Michael Campbell has used Mannatech products for several years and endorses them in commercials.
But the Consumers Institute is disappointed he is supporting a company widely criticised for its products and marketing practices.
Mannatech sells $400 million worth of supplements a year - $20 million of that in New Zealand.
But the Medical Association says there is no scientific evidence to suggest Mannatech's products do any good.
The Ministry of Health issued warnings three years ago after claims from sales people that products like ambrotose could cure diseases like cancer.
MedSafe issued similar warnings to Mannatech last year, but the company stresses it does not make any therapeutic claims.
"We are in the wellness industry, not the sickness industry. We're not involved in curing, preventing, healing, mitigating disease in any way, shape or form," says George Howden from Mannatech Australia.
But Ian Mander has included the company in a website he manages, which lists various cults and religious groups.
"We're concerned that they're being marketed deceptively and the people are being taken for a ride when they buy the pills," says Mander.
Mannatech uses a multi-level marketing system with an army of 370,000 sales people worldwide.
It is also listed on the Nasdaq exchange.
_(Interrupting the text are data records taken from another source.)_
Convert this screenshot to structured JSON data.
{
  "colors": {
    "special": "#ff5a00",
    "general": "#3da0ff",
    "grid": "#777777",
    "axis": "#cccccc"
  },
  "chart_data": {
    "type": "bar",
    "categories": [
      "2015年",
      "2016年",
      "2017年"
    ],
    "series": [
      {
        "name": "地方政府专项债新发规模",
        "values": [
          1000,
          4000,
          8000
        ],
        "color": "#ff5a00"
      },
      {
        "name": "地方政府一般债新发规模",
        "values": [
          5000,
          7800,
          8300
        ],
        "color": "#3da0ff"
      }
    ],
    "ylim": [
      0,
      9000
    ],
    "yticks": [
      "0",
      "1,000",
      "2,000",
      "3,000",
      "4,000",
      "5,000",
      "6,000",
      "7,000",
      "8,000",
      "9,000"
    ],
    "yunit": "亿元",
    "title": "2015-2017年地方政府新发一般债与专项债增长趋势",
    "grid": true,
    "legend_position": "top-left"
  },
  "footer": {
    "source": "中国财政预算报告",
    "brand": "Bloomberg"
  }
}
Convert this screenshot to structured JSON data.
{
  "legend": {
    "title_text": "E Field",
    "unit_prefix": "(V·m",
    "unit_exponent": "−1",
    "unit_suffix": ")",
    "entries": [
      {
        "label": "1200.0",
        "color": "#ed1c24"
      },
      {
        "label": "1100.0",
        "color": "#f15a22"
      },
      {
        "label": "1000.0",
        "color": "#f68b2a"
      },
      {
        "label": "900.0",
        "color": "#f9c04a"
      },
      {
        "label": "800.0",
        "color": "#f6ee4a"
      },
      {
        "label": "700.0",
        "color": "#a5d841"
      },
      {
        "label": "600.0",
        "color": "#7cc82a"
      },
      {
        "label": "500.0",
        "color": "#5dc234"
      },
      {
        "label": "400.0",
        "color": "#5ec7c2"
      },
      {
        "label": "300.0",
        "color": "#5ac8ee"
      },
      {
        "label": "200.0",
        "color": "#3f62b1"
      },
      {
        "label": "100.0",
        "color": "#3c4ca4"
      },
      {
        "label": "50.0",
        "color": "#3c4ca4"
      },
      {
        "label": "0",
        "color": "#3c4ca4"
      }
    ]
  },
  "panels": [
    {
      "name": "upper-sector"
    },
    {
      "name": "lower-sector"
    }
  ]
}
But some American investors are now suing Mannatech for allegedly inflating the company's shareprice by making false claims about miracle cures.
Head of the Consumer's Institute David Russell says the people involved are very enthusiastic for the sale.
"I would suggest that perhaps Michael Campbell should stick to playing golf, rather than advertising supposed nutritional supplements," says Russell.
Michael Campbell's agents don't believe he knows anything about the controversy.
"I don't think he's going to be willing to comment because I don't think... he's not a pharmacist or anything like that," says David Rollo of International Management Group.
But the Consumers Institute advises against using Mannatech's kids range of sugar coated gummy bears, which claim to have the nutritional goodness of 12 fruits and vegetables.
"We're not impressed at all, we believe the parents should persevere with real food rather than a supplement from a bottle," says Russell.